Despite the newest theories about the body not needing carbohydrates for fuel, the American College of Sports Medicine continues to take the position that carbohydrates are required to maintain blood glucose levels during exercise and replace muscle glycogen. http://journals.lww.com/acsm-msse/Fulltext/2009/03000/Nutrition_and_Athletic_Performance.27.aspx. In my experience, simple carbohydrates fuel me best, even when my events last over 5 hours. I find the strain and distress on the body required to become fat-adapted to be extremely unpleasant and potentially unhealthy. If you want to keep things simple, you may find simple carbohydrates to be your best source of fuel as well. 

There are two main types of carbohydrates, complex and simple carbohydrates. Both types are made from sugar. Complex Carbohydrates are starch and fiber and made up of many molecules of sugar connected in chains. These chains must be broken down into single molecules of sugar to be used as energy. Simple Carbohydrates, often called simple sugars, are made of up of one or two molecules of sugar. As a result, it takes very little effort to use simple sugar as energy  Based upon my experience running close to 300 races and over 110 miles in one day, I have learned that simple carbohydrates are my ideal source of fuel when training my hardest, racing my fastest, or trying to endure. 

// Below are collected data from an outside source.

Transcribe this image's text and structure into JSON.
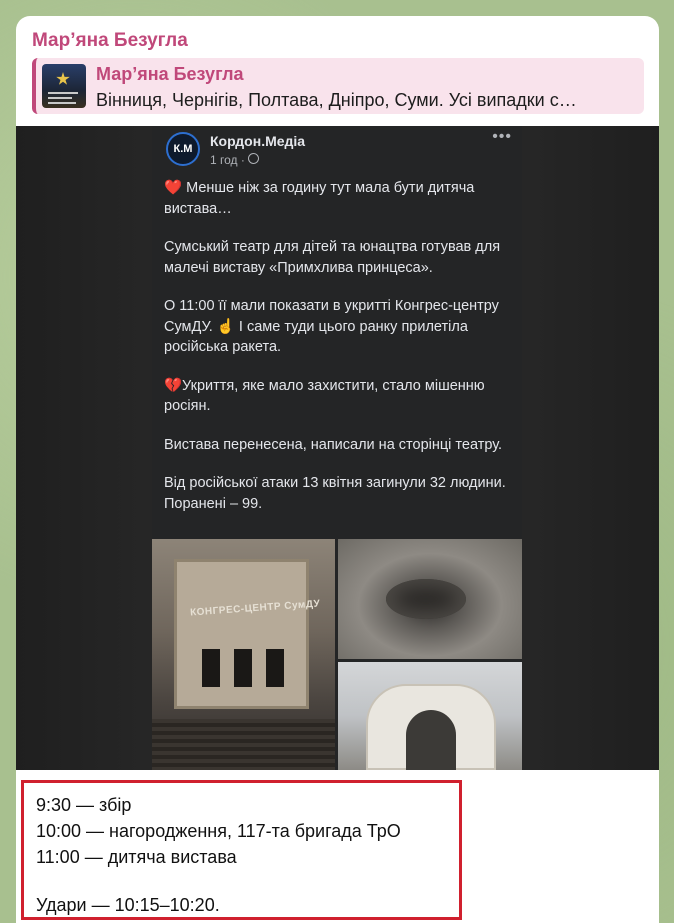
{
  "message": {
    "sender": "Мар’яна Безугла",
    "reply": {
      "title": "Мар’яна Безугла",
      "text": "Вінниця, Чернігів, Полтава, Дніпро, Суми. Усі випадки с…"
    },
    "post": {
      "page_name": "Кордон.Медіа",
      "avatar_text": "К.М",
      "time": "1 год ·",
      "more": "•••",
      "paragraphs": [
        "❤️ Менше ніж за годину тут мала бути дитяча вистава…",
        "Сумський театр для дітей та юнацтва готував для малечі виставу «Примхлива принцеса».",
        "О 11:00 її мали показати в укритті Конгрес-центру СумДУ. ☝️ І саме туди цього ранку прилетіла російська ракета.",
        "💔Укриття, яке мало захистити, стало мішенню росіян.",
        "Вистава перенесена, написали на сторінці театру.",
        "Від російської атаки 13 квітня загинули 32 людини. Поранені – 99."
      ],
      "photo_sign": "КОНГРЕС-ЦЕНТР СумДУ"
    },
    "caption": [
      "9:30 — збір",
      "10:00 — нагородження, 117-та бригада ТрО",
      "11:00 — дитяча вистава",
      "",
      "Удари — 10:15–10:20."
    ]
  },
  "colors": {
    "accent": "#c0487a",
    "highlight_border": "#d0202e"
  }
}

Keep in mind that there is a difference between what we should eat in daily life versus what we should be consuming as “fuel” during an endurance event.  In daily life, is it not a good idea to consume large amounts of simple sugar. Because very few nutrients come along with most simple sugars, our consumption of simple sugars should be limited. Simple sugars are often significantly abused, being consumed in unhealthy amounts when not needed. When too much sugar is consumed, what is not used is stored as fat.  Abuse of simple sugars often leads to serious health issues.

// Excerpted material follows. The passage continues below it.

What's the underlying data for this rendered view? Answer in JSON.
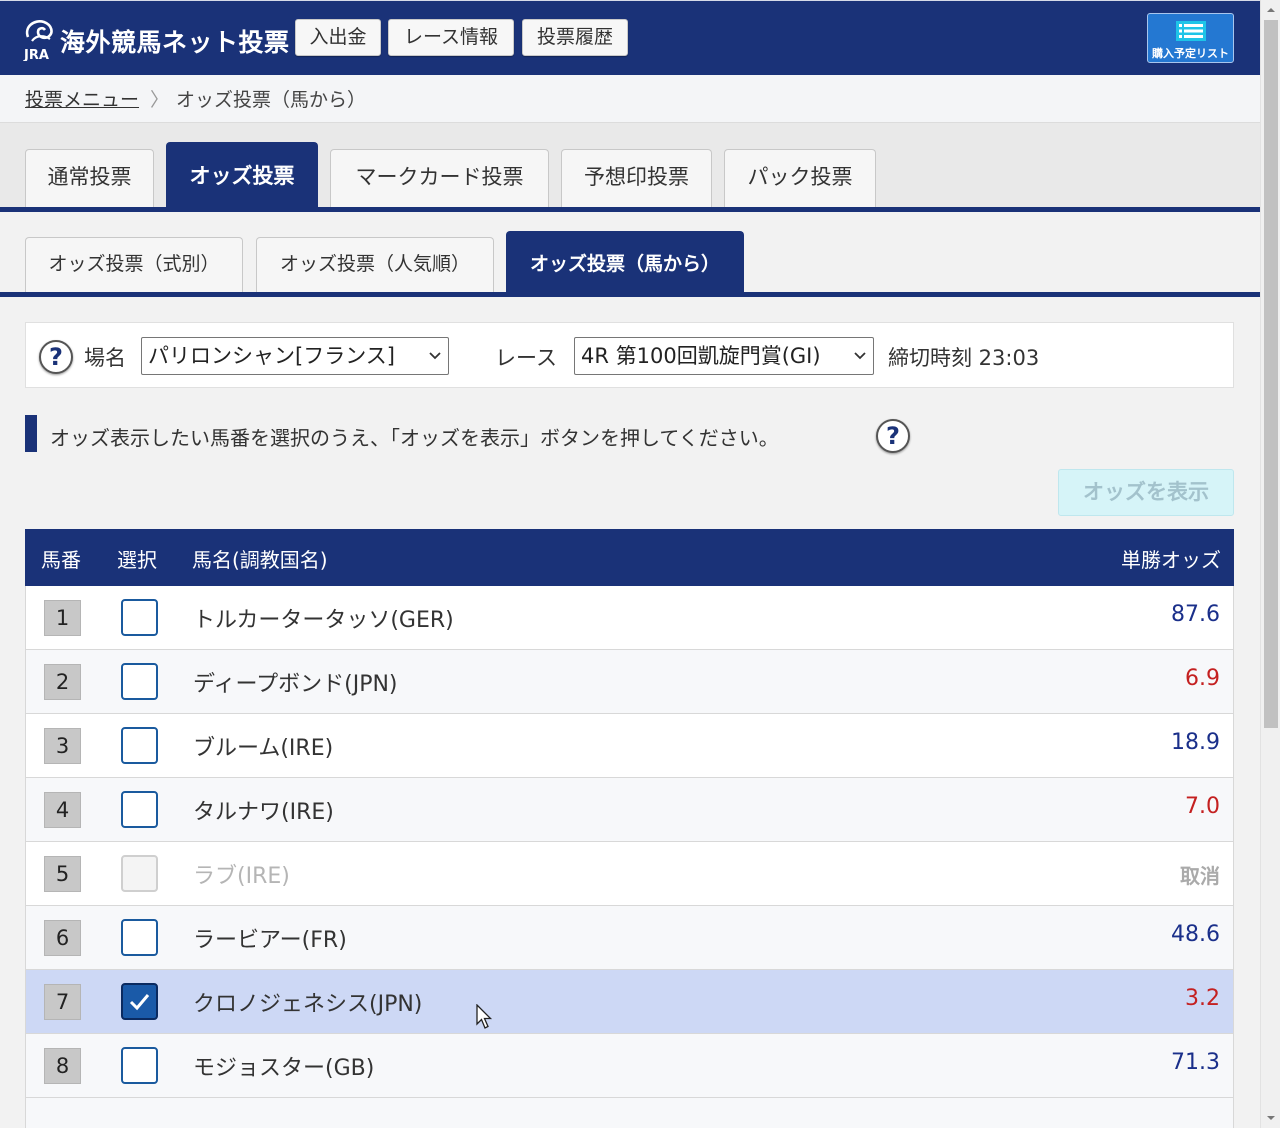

But during exercise, while the body is working hard, simple sugars have been proven to be an incredibly fast digesting fuel source, especially when compared to complex carbohydrates, protein, and fat. During a race, I seek out fast digesting sugar from densely caloric sources in the form of things I would never consume in day-to-day life. During a race, I consume simple sugars in small amounts along the way because they are so powerful. For example, in addition to what I take before a race, I will take one gel every 9-12 miles along with about 2-3 ounces of sports drink or soda per aid station, if available. Overloading my system with too much sugar can cause stomach upset and negative results. I consume what I can to burn, thus eliminating the concern that eating sugars during a race will result in longstanding health issues. 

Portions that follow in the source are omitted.